Comparing privacy notions for protection against reconstruction attacks in machine learning

Abstract: Within the machine learning community, reconstruction attacks are a principal concern and have been identified even in federated learning (FL), which was designed with privacy preservation in mind. In response to these threats, the privacy community recommends the use of differential privacy (DP) in the stochastic gradient descent algorithm, termed DP-SGD. However, the proliferation of variants of DP in recent years\textemdash such as metric privacy\textemdash has made it challenging to conduct a fair comparison between different mechanisms due to the different meanings of the privacy parameters $\epsilon$ and $\delta$ across different variants. Thus, interpreting the practical implications of $\epsilon$ and $\delta$ in the FL context and amongst variants of DP remains ambiguous. In this paper, we lay a foundational framework for comparing mechanisms with differing notions of privacy guarantees, namely $(\epsilon,\delta)$-DP and metric privacy. We provide two foundational means of comparison: firstly, via the well-established $(\epsilon,\delta)$-DP guarantees, made possible through the R\'enyi differential privacy framework; and secondly, via Bayes' capacity, which we identify as an appropriate measure for reconstruction threats.

• The paper introduces a unified framework leveraging Rènyi Differential Privacy to compare and evaluate diverse privacy mechanisms against reconstruction attacks.
• It demonstrates that while the Gaussian mechanism maintains higher accuracy, the VMF mechanism offers superior protection within the same privacy budget.
• The study advocates using Bayes’ capacity as a robust metric to quantify privacy risks and guide safer deployment of machine learning systems.

Comparing Privacy Notions for Protection Against Reconstruction Attacks in Machine Learning

The paper, "Comparing Privacy Notions for Protection Against Reconstruction Attacks in Machine Learning," addresses a significant challenge in the field of privacy-preserving machine learning: how different privacy mechanisms protect against reconstruction attacks. The study focuses on the landscape of differential privacy (DP), particularly the interpretation and comparison of privacy parameters $(\epsilon, \delta)$ inherent in these frameworks, and introduces alternative measures like Bayes' capacity for evaluating privacy risks in machine learning contexts.

Major Contributions and Frameworks

The paper introduces a comprehensive framework to compare and evaluate different privacy mechanisms, especially targeting reconstruction attacks—a primary concern in federated learning (FL) scenarios. To this end, it integrates several key approaches:

1. Rènyi Differential Privacy (RDP): Used as a common ground to unify the diverse landscape of differential privacy. It facilitates the comparison of various DP definitions, allowing a conversion into the more traditional $(\epsilon, \delta)$-DP, thus enabling a fair comparison between different privacy mechanisms like the Gaussian mechanism used in traditional DP and the von Mises Fisher (VMF) mechanism, which pertains to metric privacy.
2. Bayes' Capacity: Proposed as a novel measure to assess the privacy risk against reconstruction attacks. Bayes' capacity provides an upper bound on the information leakage, pertinent in characterizing the success of reconstruction attacks, and is particularly relevant to model the actual privacy threats in machine learning deployments.

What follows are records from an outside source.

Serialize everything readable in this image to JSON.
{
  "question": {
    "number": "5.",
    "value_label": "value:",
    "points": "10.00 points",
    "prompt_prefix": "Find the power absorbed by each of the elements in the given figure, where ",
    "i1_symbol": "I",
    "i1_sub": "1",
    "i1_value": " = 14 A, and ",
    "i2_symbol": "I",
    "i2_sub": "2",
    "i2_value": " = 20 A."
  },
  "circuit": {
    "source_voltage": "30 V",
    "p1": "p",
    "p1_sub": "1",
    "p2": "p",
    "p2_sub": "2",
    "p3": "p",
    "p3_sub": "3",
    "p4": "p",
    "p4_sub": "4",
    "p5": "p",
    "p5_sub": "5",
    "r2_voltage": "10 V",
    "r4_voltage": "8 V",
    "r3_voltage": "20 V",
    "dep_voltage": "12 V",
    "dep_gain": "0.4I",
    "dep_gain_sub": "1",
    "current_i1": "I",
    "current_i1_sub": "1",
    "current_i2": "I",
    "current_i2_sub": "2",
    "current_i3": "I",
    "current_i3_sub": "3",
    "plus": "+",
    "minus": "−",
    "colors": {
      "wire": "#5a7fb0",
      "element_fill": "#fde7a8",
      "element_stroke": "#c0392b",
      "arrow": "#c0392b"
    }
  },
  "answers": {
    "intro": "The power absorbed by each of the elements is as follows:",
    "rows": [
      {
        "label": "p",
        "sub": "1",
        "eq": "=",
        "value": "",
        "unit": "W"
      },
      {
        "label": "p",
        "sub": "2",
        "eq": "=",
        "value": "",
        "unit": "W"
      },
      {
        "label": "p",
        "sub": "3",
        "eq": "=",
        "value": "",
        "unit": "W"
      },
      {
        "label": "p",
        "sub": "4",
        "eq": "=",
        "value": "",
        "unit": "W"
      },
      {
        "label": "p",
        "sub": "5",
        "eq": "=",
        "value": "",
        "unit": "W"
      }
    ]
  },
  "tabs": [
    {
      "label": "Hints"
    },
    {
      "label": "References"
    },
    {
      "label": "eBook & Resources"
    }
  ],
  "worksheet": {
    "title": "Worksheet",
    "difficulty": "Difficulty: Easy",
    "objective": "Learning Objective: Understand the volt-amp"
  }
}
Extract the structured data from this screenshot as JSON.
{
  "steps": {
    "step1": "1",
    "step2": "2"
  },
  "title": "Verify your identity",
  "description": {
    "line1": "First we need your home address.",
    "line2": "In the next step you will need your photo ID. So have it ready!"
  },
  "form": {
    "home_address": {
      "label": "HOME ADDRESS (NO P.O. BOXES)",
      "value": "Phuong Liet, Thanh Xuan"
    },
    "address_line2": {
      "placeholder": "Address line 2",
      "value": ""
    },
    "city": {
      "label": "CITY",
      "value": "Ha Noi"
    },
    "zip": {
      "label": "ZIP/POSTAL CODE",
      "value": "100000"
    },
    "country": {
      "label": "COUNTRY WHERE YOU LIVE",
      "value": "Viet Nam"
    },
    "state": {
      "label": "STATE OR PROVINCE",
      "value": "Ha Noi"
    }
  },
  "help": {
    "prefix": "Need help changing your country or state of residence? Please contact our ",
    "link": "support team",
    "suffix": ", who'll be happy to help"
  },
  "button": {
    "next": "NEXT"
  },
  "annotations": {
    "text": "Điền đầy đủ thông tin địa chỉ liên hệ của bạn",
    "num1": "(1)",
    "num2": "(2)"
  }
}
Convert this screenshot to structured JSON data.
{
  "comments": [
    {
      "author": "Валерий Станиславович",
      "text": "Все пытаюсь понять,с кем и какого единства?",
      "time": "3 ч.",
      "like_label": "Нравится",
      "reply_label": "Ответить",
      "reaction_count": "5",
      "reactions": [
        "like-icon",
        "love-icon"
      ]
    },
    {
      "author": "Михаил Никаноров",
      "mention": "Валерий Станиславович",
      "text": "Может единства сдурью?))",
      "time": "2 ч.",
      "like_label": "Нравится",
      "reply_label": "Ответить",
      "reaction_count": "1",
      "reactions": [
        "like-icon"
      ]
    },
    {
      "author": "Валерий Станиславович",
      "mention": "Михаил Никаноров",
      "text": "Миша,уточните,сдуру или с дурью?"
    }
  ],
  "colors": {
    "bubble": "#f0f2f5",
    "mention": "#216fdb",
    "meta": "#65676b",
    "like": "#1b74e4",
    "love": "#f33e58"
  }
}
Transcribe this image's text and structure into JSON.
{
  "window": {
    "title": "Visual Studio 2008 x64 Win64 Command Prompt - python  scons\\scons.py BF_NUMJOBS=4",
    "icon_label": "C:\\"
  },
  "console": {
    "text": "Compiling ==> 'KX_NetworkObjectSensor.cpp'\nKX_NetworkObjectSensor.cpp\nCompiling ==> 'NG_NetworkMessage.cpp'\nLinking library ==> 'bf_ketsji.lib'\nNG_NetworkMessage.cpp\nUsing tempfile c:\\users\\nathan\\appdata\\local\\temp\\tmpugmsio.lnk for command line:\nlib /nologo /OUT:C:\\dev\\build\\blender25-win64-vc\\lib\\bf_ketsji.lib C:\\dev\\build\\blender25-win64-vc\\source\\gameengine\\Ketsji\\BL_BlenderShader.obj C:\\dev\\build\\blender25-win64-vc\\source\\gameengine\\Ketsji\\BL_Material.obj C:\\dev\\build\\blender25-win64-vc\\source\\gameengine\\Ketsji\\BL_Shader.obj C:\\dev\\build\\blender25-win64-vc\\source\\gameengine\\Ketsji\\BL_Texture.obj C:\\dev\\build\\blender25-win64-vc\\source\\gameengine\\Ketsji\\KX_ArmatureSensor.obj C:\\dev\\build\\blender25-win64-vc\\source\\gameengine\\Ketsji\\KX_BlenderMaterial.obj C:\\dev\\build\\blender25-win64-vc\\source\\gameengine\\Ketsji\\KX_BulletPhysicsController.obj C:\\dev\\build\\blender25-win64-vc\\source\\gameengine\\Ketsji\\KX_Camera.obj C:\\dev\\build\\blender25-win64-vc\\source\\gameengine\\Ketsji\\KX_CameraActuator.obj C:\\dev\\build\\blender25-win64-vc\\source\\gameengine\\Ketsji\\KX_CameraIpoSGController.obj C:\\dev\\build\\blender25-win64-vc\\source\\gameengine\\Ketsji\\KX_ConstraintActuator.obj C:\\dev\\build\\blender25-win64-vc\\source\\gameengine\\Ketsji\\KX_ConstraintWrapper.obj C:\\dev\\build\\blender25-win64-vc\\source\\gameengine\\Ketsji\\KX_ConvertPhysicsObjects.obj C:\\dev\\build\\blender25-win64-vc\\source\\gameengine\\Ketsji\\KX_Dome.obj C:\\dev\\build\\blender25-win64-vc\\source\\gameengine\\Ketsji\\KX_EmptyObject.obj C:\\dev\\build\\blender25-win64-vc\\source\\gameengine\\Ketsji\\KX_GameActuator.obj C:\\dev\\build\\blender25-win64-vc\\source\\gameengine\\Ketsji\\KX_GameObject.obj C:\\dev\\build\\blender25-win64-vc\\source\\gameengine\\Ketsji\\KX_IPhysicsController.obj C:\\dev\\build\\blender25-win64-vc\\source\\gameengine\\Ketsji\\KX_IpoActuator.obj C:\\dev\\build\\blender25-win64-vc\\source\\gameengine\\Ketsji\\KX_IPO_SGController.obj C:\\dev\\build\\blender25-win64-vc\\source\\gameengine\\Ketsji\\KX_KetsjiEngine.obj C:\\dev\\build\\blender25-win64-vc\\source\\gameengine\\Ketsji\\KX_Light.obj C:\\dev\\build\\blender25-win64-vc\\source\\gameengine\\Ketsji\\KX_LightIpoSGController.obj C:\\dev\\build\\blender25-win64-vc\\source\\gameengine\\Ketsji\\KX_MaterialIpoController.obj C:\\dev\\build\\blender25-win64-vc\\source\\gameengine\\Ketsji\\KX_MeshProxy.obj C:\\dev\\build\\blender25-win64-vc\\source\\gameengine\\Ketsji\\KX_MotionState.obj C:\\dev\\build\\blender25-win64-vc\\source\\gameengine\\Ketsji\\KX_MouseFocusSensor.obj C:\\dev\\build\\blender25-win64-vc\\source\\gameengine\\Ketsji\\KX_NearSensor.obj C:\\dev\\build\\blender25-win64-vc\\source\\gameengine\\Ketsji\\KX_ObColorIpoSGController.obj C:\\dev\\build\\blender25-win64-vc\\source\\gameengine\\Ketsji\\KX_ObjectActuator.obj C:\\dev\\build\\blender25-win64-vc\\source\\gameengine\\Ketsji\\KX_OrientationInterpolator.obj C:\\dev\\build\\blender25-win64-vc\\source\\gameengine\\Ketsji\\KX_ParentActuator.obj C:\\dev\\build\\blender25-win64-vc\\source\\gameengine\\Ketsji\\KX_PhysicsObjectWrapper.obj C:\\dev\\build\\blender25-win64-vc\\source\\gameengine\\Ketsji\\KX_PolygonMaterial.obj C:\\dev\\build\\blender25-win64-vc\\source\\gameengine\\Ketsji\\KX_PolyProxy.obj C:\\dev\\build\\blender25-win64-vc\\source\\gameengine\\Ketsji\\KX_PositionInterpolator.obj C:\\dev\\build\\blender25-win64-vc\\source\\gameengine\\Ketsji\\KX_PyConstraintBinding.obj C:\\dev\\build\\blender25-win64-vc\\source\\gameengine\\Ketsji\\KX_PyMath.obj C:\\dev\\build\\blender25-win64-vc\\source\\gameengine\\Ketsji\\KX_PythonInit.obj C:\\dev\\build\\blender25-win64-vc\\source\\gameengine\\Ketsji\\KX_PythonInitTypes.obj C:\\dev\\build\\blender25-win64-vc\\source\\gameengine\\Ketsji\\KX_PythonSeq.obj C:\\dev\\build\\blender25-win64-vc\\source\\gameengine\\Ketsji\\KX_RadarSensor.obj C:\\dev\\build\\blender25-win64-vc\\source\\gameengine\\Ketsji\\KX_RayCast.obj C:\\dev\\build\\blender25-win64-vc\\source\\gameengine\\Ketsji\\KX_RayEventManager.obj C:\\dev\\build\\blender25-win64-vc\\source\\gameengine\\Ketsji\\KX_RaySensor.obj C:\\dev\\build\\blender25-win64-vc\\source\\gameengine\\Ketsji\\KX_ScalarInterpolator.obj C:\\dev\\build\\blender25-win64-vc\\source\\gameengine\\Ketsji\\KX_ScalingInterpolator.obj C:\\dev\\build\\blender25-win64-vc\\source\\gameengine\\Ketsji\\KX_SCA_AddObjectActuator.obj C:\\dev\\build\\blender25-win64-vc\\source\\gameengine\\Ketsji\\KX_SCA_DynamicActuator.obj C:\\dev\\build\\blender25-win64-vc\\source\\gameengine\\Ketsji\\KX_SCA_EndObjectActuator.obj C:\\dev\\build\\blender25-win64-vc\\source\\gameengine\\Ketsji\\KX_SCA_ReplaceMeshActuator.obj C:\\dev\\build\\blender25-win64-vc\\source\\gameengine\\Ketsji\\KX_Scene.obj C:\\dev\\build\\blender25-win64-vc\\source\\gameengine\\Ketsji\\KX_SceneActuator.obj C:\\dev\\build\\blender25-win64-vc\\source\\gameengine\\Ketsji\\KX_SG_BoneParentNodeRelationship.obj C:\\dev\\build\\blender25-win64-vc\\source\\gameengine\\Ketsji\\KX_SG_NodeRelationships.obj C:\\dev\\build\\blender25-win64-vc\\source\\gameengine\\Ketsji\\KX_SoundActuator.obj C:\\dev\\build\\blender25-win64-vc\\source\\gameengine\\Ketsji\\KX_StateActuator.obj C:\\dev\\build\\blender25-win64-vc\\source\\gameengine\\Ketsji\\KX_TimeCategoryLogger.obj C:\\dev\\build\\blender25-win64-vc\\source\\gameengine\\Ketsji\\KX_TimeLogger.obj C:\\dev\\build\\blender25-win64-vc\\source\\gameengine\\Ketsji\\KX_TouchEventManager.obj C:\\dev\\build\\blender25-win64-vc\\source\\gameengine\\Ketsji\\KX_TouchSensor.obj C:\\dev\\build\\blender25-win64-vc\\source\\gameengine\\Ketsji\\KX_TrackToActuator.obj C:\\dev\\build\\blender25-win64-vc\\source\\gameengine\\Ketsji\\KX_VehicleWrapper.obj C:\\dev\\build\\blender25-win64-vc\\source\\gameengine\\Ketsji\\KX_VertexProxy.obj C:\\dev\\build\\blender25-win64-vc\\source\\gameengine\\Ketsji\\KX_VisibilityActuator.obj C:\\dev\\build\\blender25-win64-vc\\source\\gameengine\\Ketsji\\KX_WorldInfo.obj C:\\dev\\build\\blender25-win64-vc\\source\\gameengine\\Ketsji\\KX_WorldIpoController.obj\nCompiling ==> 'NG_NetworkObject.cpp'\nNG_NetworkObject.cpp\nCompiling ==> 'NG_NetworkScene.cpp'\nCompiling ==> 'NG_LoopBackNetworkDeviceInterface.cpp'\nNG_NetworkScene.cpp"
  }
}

Practical Experiments and Results

Empirical evaluations conducted in the study reveal distinct outcomes: when parameters for the VMF mechanism are tuned equivalently to the Gaussian mechanism using the RDP framework, utility in terms of accuracy is higher for the Gaussian mechanism. However, VMF provides superior protection against reconstruction attacks within the same privacy budget range—even when empirical results align the utility of both mechanisms.

These results underscore the inadequacy of simply comparing $\epsilon$-values as a sufficient measure for understanding privacy risks in reconstruction attacks, supporting the paper’s assertion that Bayes' capacity offers a more robust metric for evaluation in such contexts.

Implications and Future Directions

From a theoretical standpoint, this work contributes to a deeper understanding of the nuanced capabilities and limitations of various privacy-preserving mechanisms in machine learning, especially against reconstruction attacks that threaten model integrity and data privacy. The practical implications lie in the possibility of leveraging these findings to inform safer, more privacy-sensitive deployment of machine learning systems, particularly when balancing the need for model accuracy against the risks of personal data exposure.

Going forward, the paper suggests the importance of considering adversarial goals when selecting privacy measures under different computational settings. As machine learning systems increasingly integrate into privacy-sensitive domains, these insights hold substantial potential to guide future research and development in robust privacy-preserving technologies.